Это и еще многое другое — не только тумаки, достававшиеся мне при сборе долгов, — обогатило меня, создало запас на те времена, когда профессиональный рассказчик начал испытывать дефицит материала, нехватку слов. Мне было достаточно всего лишь повернуть время вспять, почувствовать старые запахи, заняться сортировкой вони, пройти вверх и вниз по лестницам, нажимая кнопки дверных звонков или стучась в двери — особенно часто пятничными вечерами.

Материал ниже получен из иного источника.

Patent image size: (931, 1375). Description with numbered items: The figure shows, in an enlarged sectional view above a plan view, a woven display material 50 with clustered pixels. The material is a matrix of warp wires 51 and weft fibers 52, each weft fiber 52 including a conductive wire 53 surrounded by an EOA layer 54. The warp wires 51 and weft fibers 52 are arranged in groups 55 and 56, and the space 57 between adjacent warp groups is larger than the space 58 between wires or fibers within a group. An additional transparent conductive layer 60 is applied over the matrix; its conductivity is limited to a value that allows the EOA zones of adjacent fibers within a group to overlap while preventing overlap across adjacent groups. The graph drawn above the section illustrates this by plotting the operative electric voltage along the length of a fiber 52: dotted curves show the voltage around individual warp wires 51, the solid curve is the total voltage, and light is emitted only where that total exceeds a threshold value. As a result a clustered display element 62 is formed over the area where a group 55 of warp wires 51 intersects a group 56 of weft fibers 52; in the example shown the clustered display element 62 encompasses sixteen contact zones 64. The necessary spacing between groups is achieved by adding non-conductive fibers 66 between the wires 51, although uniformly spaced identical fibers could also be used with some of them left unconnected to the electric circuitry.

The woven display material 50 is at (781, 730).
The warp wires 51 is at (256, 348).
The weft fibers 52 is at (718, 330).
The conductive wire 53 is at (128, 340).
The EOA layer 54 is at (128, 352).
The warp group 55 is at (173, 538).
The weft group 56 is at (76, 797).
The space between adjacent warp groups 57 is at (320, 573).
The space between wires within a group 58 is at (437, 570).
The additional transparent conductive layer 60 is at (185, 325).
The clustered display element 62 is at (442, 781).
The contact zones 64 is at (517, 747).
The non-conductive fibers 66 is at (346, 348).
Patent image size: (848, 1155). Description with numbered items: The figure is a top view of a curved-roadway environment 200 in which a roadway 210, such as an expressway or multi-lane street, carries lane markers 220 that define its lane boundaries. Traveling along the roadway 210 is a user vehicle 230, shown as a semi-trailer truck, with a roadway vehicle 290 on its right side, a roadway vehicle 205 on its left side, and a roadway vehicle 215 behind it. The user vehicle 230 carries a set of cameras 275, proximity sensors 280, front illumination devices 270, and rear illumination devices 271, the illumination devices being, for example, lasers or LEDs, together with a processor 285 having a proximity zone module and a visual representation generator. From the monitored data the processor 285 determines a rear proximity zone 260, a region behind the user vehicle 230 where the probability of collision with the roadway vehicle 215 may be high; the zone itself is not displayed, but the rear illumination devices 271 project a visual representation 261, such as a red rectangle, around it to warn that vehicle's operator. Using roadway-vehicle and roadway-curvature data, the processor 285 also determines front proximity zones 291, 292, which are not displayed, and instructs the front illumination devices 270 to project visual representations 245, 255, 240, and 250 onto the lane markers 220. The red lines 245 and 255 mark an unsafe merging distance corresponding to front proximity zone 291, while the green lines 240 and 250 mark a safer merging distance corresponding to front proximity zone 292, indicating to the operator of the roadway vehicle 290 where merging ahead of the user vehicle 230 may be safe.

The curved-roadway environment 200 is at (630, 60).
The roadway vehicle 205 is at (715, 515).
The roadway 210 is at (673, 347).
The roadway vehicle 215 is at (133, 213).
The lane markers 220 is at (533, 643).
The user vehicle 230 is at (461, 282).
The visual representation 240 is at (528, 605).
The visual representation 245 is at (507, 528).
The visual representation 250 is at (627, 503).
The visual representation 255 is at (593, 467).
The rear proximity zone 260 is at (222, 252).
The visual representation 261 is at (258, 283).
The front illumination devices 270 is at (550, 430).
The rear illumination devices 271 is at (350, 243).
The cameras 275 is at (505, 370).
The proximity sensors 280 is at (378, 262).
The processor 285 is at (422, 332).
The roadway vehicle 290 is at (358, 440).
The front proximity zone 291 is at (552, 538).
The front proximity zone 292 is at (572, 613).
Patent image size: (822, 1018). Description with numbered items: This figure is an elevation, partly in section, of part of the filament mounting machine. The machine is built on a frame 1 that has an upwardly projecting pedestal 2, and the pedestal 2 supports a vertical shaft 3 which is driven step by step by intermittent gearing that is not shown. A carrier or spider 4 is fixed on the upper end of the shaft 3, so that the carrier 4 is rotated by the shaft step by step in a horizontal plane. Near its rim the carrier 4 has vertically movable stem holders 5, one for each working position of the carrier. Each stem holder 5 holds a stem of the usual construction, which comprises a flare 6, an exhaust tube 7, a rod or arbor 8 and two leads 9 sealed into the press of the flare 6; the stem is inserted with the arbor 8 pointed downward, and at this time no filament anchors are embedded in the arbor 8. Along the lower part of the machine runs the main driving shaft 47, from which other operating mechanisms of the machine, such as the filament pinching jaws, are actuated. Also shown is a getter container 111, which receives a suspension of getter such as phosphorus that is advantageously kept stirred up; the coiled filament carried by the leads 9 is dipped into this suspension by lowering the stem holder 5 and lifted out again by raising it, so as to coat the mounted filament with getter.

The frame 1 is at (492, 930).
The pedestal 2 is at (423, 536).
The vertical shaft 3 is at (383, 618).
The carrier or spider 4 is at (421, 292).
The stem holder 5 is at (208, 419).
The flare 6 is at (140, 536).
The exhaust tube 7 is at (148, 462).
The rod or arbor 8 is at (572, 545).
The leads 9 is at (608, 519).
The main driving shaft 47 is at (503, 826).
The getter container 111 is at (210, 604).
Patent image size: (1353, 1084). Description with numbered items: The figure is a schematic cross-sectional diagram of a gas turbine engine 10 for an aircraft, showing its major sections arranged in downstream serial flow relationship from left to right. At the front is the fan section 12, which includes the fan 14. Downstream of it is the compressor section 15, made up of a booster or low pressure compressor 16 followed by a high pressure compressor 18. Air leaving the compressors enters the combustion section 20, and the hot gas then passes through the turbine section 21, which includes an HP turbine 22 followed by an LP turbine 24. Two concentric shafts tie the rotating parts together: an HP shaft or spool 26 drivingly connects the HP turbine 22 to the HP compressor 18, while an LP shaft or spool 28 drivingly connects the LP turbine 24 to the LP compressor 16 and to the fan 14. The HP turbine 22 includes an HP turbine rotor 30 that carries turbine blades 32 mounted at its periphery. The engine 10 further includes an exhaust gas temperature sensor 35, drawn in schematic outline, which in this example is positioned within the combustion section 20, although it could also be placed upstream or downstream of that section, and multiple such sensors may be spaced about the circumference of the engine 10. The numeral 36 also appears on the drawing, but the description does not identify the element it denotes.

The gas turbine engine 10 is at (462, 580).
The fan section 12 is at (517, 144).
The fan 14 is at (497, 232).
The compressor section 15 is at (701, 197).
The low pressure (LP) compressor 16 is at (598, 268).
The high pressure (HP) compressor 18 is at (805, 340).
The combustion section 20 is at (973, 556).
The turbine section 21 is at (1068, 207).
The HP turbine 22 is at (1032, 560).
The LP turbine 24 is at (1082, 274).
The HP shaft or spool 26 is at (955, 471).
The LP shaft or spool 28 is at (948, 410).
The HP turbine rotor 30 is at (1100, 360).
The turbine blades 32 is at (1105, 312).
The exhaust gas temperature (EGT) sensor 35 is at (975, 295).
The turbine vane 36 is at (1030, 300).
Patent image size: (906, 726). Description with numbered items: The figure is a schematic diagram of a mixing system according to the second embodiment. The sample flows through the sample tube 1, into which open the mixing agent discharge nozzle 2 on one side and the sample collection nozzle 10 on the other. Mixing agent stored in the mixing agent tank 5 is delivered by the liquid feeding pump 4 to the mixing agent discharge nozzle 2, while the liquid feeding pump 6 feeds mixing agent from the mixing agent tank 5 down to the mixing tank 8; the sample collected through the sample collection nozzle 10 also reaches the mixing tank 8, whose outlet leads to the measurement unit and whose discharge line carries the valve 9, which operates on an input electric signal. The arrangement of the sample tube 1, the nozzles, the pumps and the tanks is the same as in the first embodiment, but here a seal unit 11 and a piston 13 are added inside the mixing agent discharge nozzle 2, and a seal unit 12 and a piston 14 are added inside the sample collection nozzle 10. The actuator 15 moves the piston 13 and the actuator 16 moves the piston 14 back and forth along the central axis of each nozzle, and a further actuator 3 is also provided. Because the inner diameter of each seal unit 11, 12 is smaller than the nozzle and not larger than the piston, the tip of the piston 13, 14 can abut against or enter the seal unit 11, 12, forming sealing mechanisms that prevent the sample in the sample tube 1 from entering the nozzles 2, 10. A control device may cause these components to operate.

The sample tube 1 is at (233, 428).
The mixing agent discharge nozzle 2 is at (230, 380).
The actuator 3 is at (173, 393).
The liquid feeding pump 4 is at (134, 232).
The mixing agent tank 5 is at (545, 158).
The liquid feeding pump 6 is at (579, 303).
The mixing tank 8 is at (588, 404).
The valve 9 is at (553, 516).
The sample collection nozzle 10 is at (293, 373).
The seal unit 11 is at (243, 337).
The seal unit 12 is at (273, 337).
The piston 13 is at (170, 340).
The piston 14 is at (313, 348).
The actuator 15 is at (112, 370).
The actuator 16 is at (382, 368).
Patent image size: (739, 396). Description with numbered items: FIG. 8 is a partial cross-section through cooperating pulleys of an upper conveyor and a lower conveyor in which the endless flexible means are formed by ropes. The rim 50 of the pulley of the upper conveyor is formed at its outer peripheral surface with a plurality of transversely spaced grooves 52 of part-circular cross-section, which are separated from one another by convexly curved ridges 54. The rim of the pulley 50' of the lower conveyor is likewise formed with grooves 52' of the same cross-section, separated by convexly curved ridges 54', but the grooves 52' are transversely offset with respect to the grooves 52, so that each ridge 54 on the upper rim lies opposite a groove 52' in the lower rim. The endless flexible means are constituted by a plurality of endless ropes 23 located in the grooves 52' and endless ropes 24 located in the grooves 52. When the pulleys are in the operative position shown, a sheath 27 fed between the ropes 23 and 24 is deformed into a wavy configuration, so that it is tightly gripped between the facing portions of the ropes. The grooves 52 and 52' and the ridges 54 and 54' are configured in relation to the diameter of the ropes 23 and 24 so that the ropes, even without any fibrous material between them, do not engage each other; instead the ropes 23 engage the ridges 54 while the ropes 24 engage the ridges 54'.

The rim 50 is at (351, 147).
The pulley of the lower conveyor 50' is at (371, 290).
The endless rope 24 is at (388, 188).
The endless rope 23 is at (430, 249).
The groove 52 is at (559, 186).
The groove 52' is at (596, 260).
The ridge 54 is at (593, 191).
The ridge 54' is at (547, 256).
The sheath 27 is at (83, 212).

Возможно, рано благоприобретенное умение обращаться с гульденами Вольного города и расчеты с точностью до пфеннига, а после тридцать девятого года и начала войны — переход на рейхсмарки (особым спросом пользовались серебряные монеты достоинством в пять марок) — настолько прочно засели во мне, что после войны я легко и без малейшего зазрения совести освоил на черном рынке торговлю таким дефицитным товаром, как кремни для зажигалок и бритвенные лезвия, а позже проявлял настырную требовательность как автор на переговорах о контрактах с тугоухими издателями.

У меня немало причин благодарить маму за то, что она рано научила меня трезвому отношению к деньгам, пусть даже за счет сбора долгов. Когда в начале семидесятых я работал над «Дневником улитки», мои сыновья Франц и Рауль упросили меня составить словесный автопортрет, и я написал, что «получил вполне приличное дурное воспитание». Это был намек на сбор долгов.

Я забыл хотя бы мимоходом упомянуть воспаление миндалин, которое на излете детства частенько освобождало меня на несколько дней от школы, но зато удерживало и от ревностного взыскания дани с должников. Выздоравливающему сыну мама приносила в постель гоголь-моголь — взбитый яичный желток с сахаром.